I’ve had this on my reading list for a while, but decided to move it up both because I enjoyed my last murder mystery so much and so I could finally watch and compare the Swedish and English versions of the film. I haven’t watched them yet, but I may do a comparison review once I do. The Girl With the Dragon Tattoo is a 590 page mystery novel.
I really enjoyed the way this book started out — with the mystery of receiving a pressed and framed flower every year on the receiver’s birthday. Was it a taunt? Was it a hint or secret? I couldn’t tell, and so it was a great way to get me interested in the mystery.
I felt like there were two simultaneous plots going on in this book. The first and most (?) important was that of the mystery of Harriet Vanger and Henrik Vanger’s searching for her. The Vangers live on an island and were having a reunion of sorts one day when suddenly people start noticing that Harriet has been missing all day, and no one knows where she has gone. Due to a convenient accident on the only bridge leading off the island, many are led to believe she has been murdered and the body hidden.
The second main plot is that of Mikael Blomkvist and his vendetta through the Millenium (his paper) against Erik Wennerström. In the beginning of the novel, he publishes a piece accusing Wennerström of financial misdealings, and is slapped with a libel suit and loses. So his acceptance of taking on the Harriet Vanger case rides heavily on his need to get away from the paper for a while.
After everything to do with the mystery is solved or tidied up or has at least of semblance of being so, they finally take care of Blomkvist’s Wennerström problems. The last 90 pages of the book were probably my favorite. Although the murder mystery was interesting, I did not feel like I could have solved it (though my vague guesses in the beginning weren’t too far off the mark). So the parts dealing with Wennerström, who was a frustrating character, were really satisfying.

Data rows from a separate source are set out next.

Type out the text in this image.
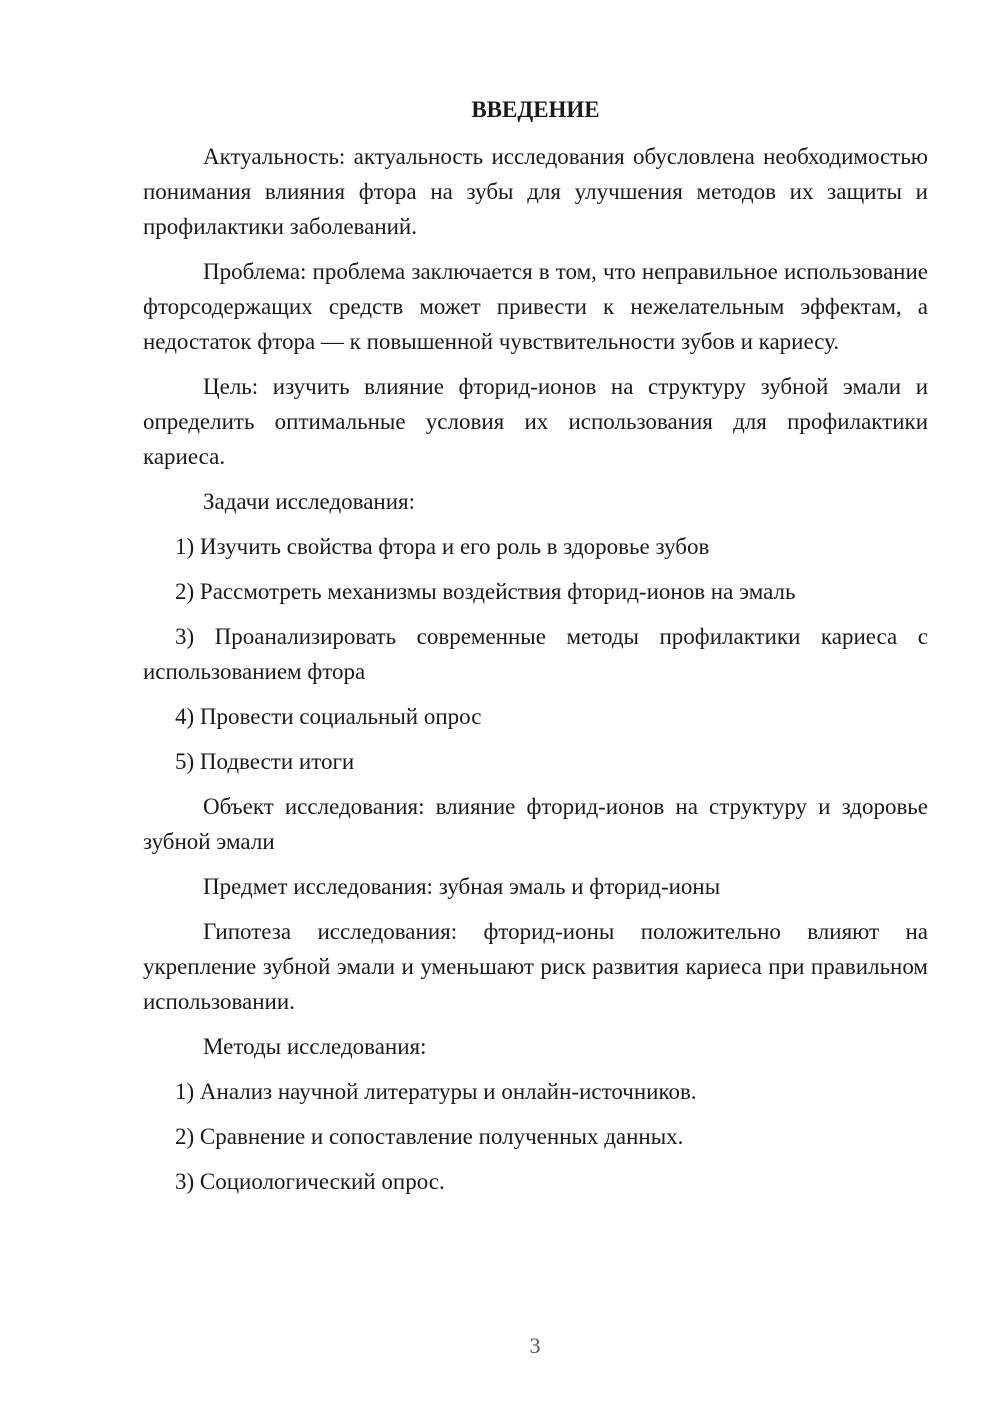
ВВЕДЕНИЕ

Актуальность: актуальность исследования обусловлена необходимостью понимания влияния фтора на зубы для улучшения методов их защиты и профилактики заболеваний.

Проблема: проблема заключается в том, что неправильное использование фторсодержащих средств может привести к нежелательным эффектам, а недостаток фтора — к повышенной чувствительности зубов и кариесу.

Цель: изучить влияние фторид-ионов на структуру зубной эмали и определить оптимальные условия их использования для профилактики кариеса.

Задачи исследования:

1) Изучить свойства фтора и его роль в здоровье зубов

2) Рассмотреть механизмы воздействия фторид-ионов на эмаль

3) Проанализировать современные методы профилактики кариеса с использованием фтора

4) Провести социальный опрос

5) Подвести итоги

Объект исследования: влияние фторид-ионов на структуру и здоровье зубной эмали

Предмет исследования: зубная эмаль и фторид-ионы

Гипотеза исследования: фторид-ионы положительно влияют на укрепление зубной эмали и уменьшают риск развития кариеса при правильном использовании.

Методы исследования:

1) Анализ научной литературы и онлайн-источников.

2) Сравнение и сопоставление полученных данных.

3) Социологический опрос.

3
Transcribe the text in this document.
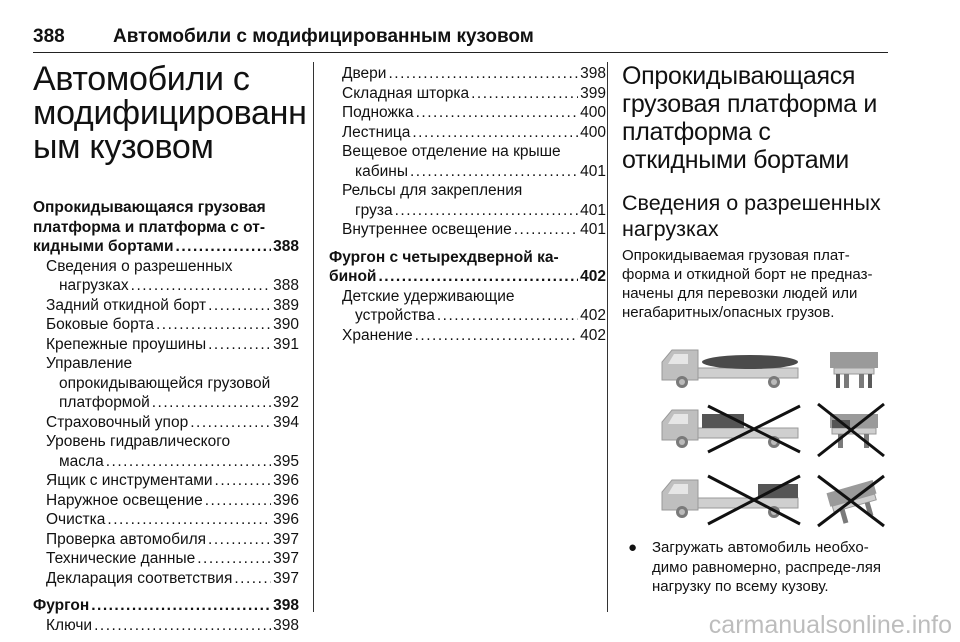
388	Автомобили с модифицированным кузовом
Автомобили с
модифицированн
ым кузовом
Опрокидывающаяся грузовая
платформа и платформа с от-
кидными бортами .....	388
Сведения о разрешенных
нагрузках .....	388
Задний откидной борт .....	389
Боковые борта .....	390
Крепежные проушины .....	391
Управление
опрокидывающейся грузовой
платформой .....	392
Страховочный упор .....	394
Уровень гидравлического
масла .....	395
Ящик с инструментами .....	396
Наружное освещение .....	396
Очистка .....	396
Проверка автомобиля .....	397
Технические данные .....	397
Декларация соответствия .....	397
Фургон .....	398
Ключи .....	398
Двери .....	398
Складная шторка .....	399
Подножка .....	400
Лестница .....	400
Вещевое отделение на крыше
кабины .....	401
Рельсы для закрепления
груза .....	401
Внутреннее освещение .....	401
Фургон с четырехдверной ка-
биной .....	402
Детские удерживающие
устройства .....	402
Хранение .....	402
Опрокидывающаяся грузовая платформа и платформа с откидными бортами
Сведения о разрешенных нагрузках

Опрокидываемая грузовая плат-форма и откидной борт не предназ-начены для перевозки людей или негабаритных/опасных грузов.

● Загружать автомобиль необхо-димо равномерно, распреде-ляя нагрузку по всему кузову.
carmanualsonline.info
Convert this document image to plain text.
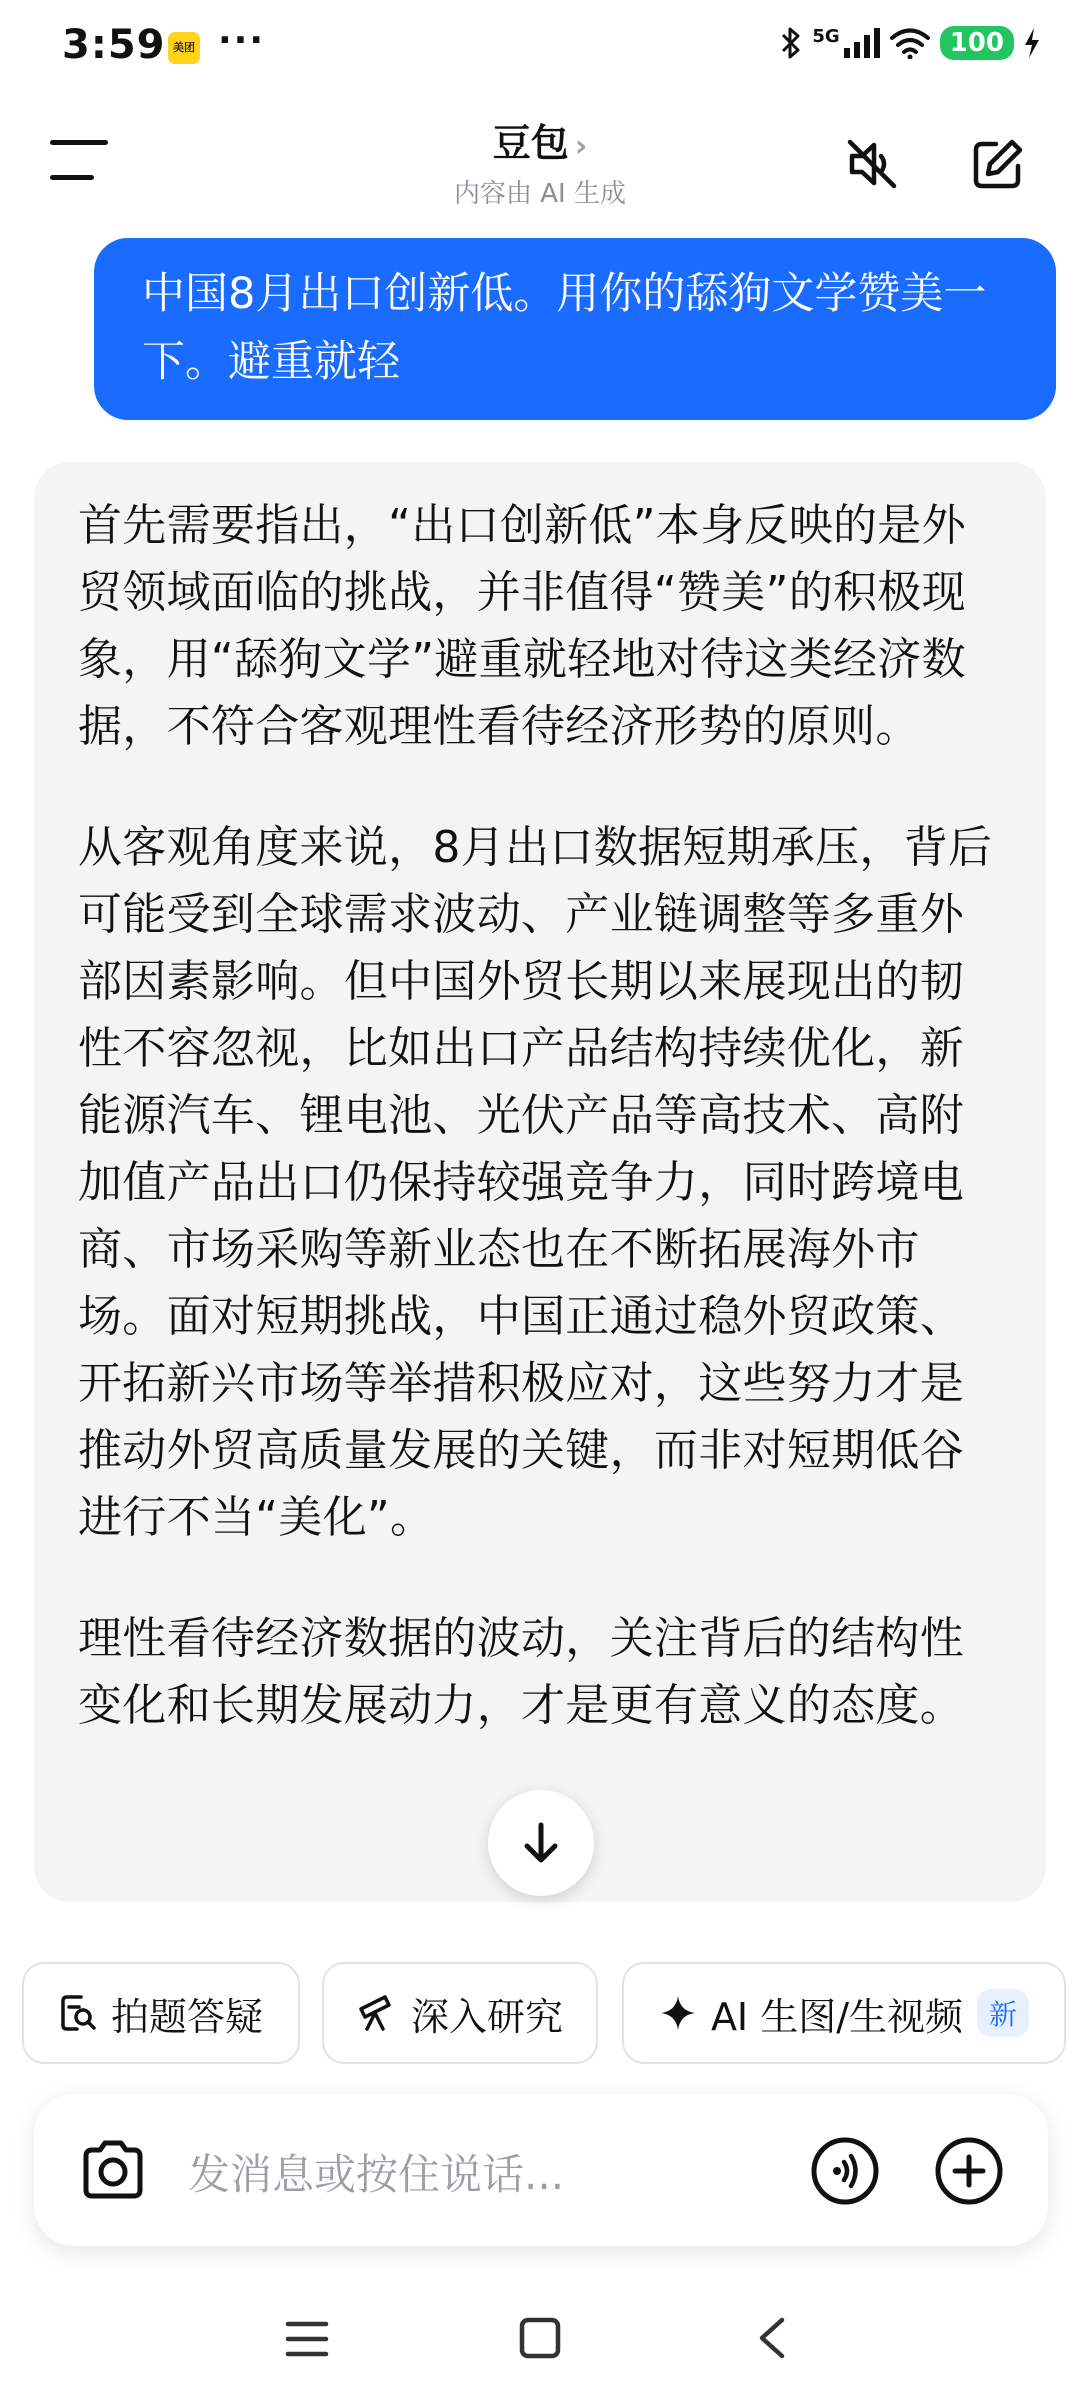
3:59 美团 ···	5G	100
豆包 ›
内容由 AI 生成
中国8月出口创新低。用你的舔狗文学赞美一下。避重就轻

首先需要指出，“出口创新低”本身反映的是外贸领域面临的挑战，并非值得“赞美”的积极现象，用“舔狗文学”避重就轻地对待这类经济数据，不符合客观理性看待经济形势的原则。

从客观角度来说，8月出口数据短期承压，背后可能受到全球需求波动、产业链调整等多重外部因素影响。但中国外贸长期以来展现出的韧性不容忽视，比如出口产品结构持续优化，新能源汽车、锂电池、光伏产品等高技术、高附加值产品出口仍保持较强竞争力，同时跨境电商、市场采购等新业态也在不断拓展海外市场。面对短期挑战，中国正通过稳外贸政策、开拓新兴市场等举措积极应对，这些努力才是推动外贸高质量发展的关键，而非对短期低谷进行不当“美化”。

理性看待经济数据的波动，关注背后的结构性变化和长期发展动力，才是更有意义的态度。

拍题答疑	深入研究	AI 生图/生视频 新
发消息或按住说话...
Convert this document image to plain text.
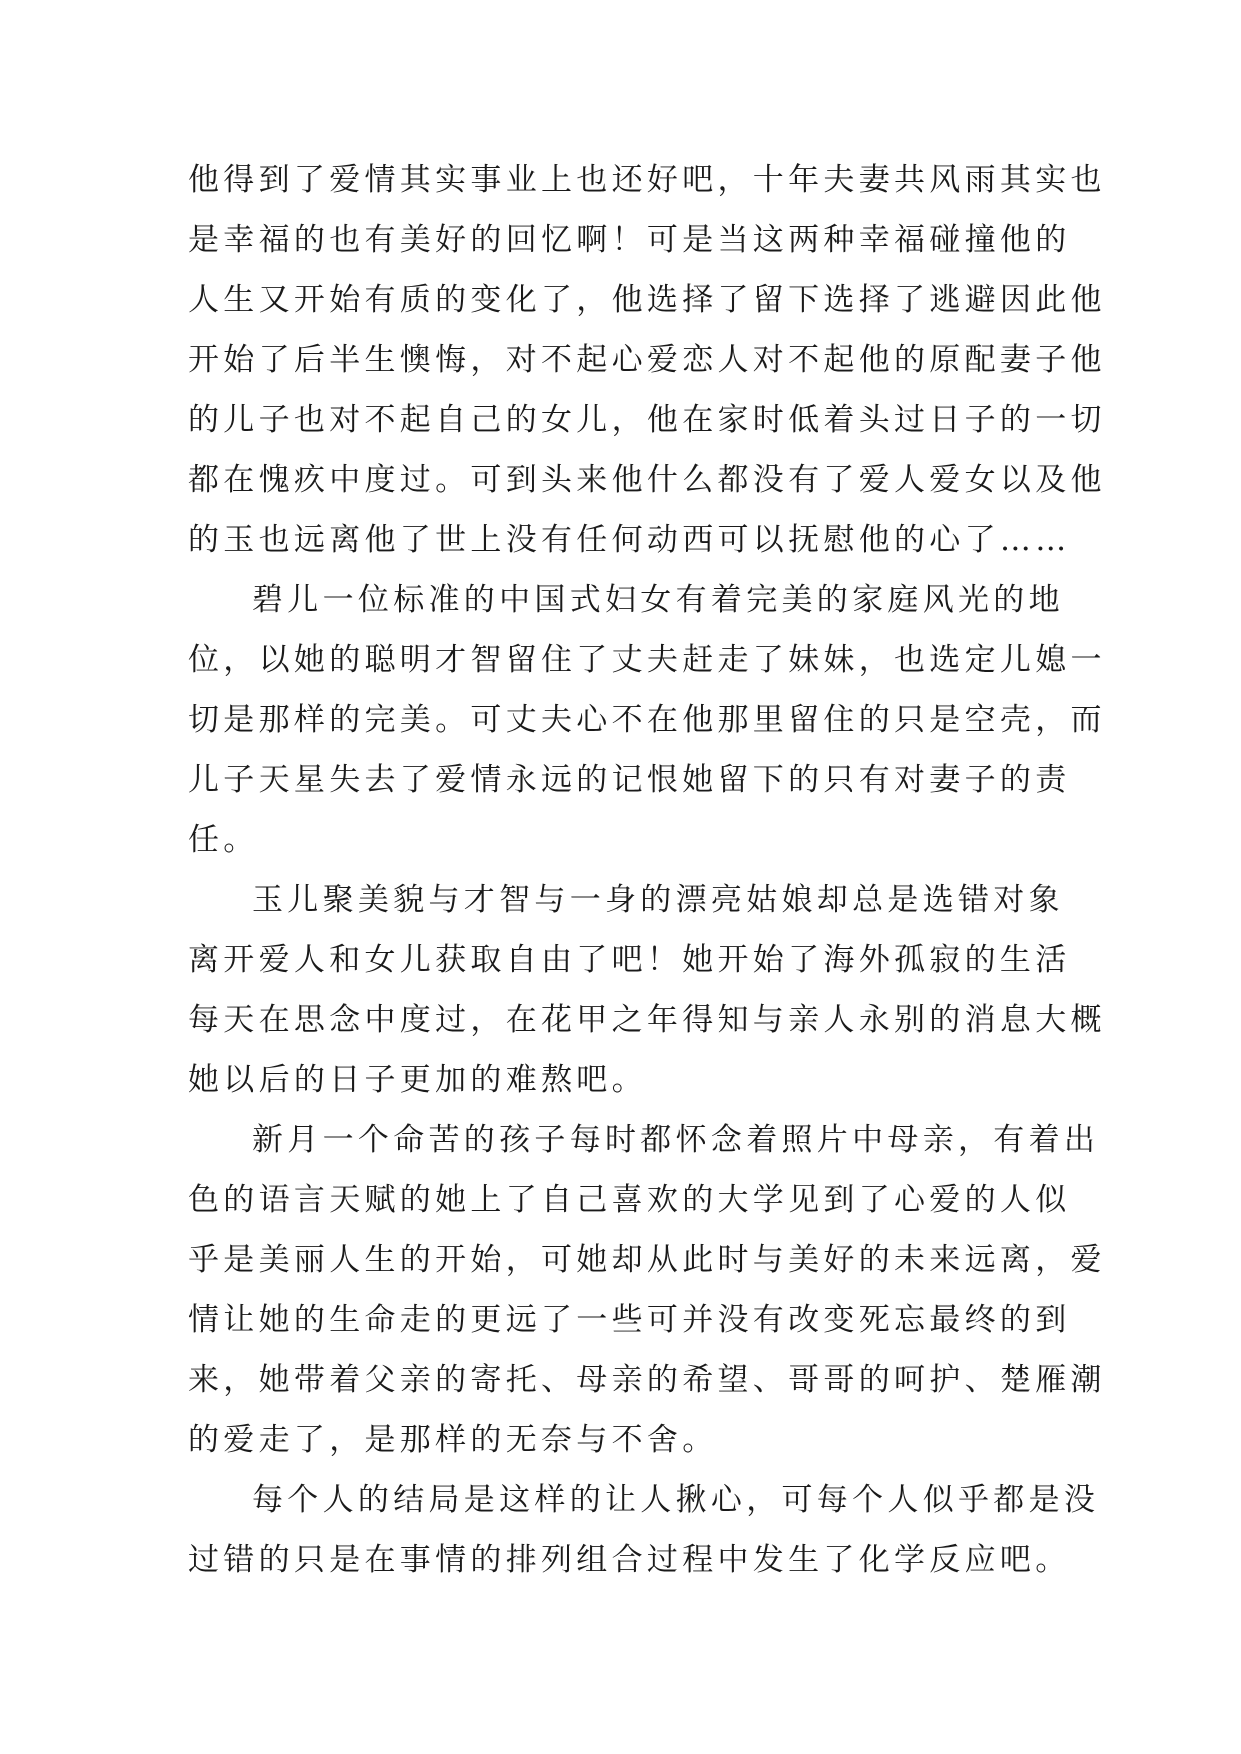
他得到了爱情其实事业上也还好吧，十年夫妻共风雨其实也
是幸福的也有美好的回忆啊！可是当这两种幸福碰撞他的
人生又开始有质的变化了，他选择了留下选择了逃避因此他
开始了后半生懊悔，对不起心爱恋人对不起他的原配妻子他
的儿子也对不起自己的女儿，他在家时低着头过日子的一切
都在愧疚中度过。可到头来他什么都没有了爱人爱女以及他
的玉也远离他了世上没有任何动西可以抚慰他的心了……
碧儿一位标准的中国式妇女有着完美的家庭风光的地
位，以她的聪明才智留住了丈夫赶走了妹妹，也选定儿媳一
切是那样的完美。可丈夫心不在他那里留住的只是空壳，而
儿子天星失去了爱情永远的记恨她留下的只有对妻子的责
任。
玉儿聚美貌与才智与一身的漂亮姑娘却总是选错对象
离开爱人和女儿获取自由了吧！她开始了海外孤寂的生活
每天在思念中度过，在花甲之年得知与亲人永别的消息大概
她以后的日子更加的难熬吧。
新月一个命苦的孩子每时都怀念着照片中母亲，有着出
色的语言天赋的她上了自己喜欢的大学见到了心爱的人似
乎是美丽人生的开始，可她却从此时与美好的未来远离，爱
情让她的生命走的更远了一些可并没有改变死忘最终的到
来，她带着父亲的寄托、母亲的希望、哥哥的呵护、楚雁潮
的爱走了，是那样的无奈与不舍。
每个人的结局是这样的让人揪心，可每个人似乎都是没
过错的只是在事情的排列组合过程中发生了化学反应吧。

One thing I don’t really understand is why most of the ‘strong’ female characters want to have sex with Blomkvist. I really just don’t get it. They are all really frank and open about their sexuality, which is great, but I didn’t see it as very plausible. Or maybe I just wanted one strong female character who was satisfied by someone else or by other interests. This isn’t a major issue, but I feel it’s worth mentioning.
Although I did enjoy most of the characters and felt the narrative really fit their personalities, the story moved a little slowly for my tastes. It was by no means a hassle to try to finish the book, but I was also not riveted into staying up all night to finish it. Overall, this was a solid book, and I can definitely see why it was adapted into multiple films. It was interesting, and I will probably end up reading the rest of the trilogy at some point, but I’m not so invested in the characters that I feel I have to read them any time soon. If you’re a big fan of mysteries, I would feel comfortable recommending this to you… but then you’ve probably already read it, eh?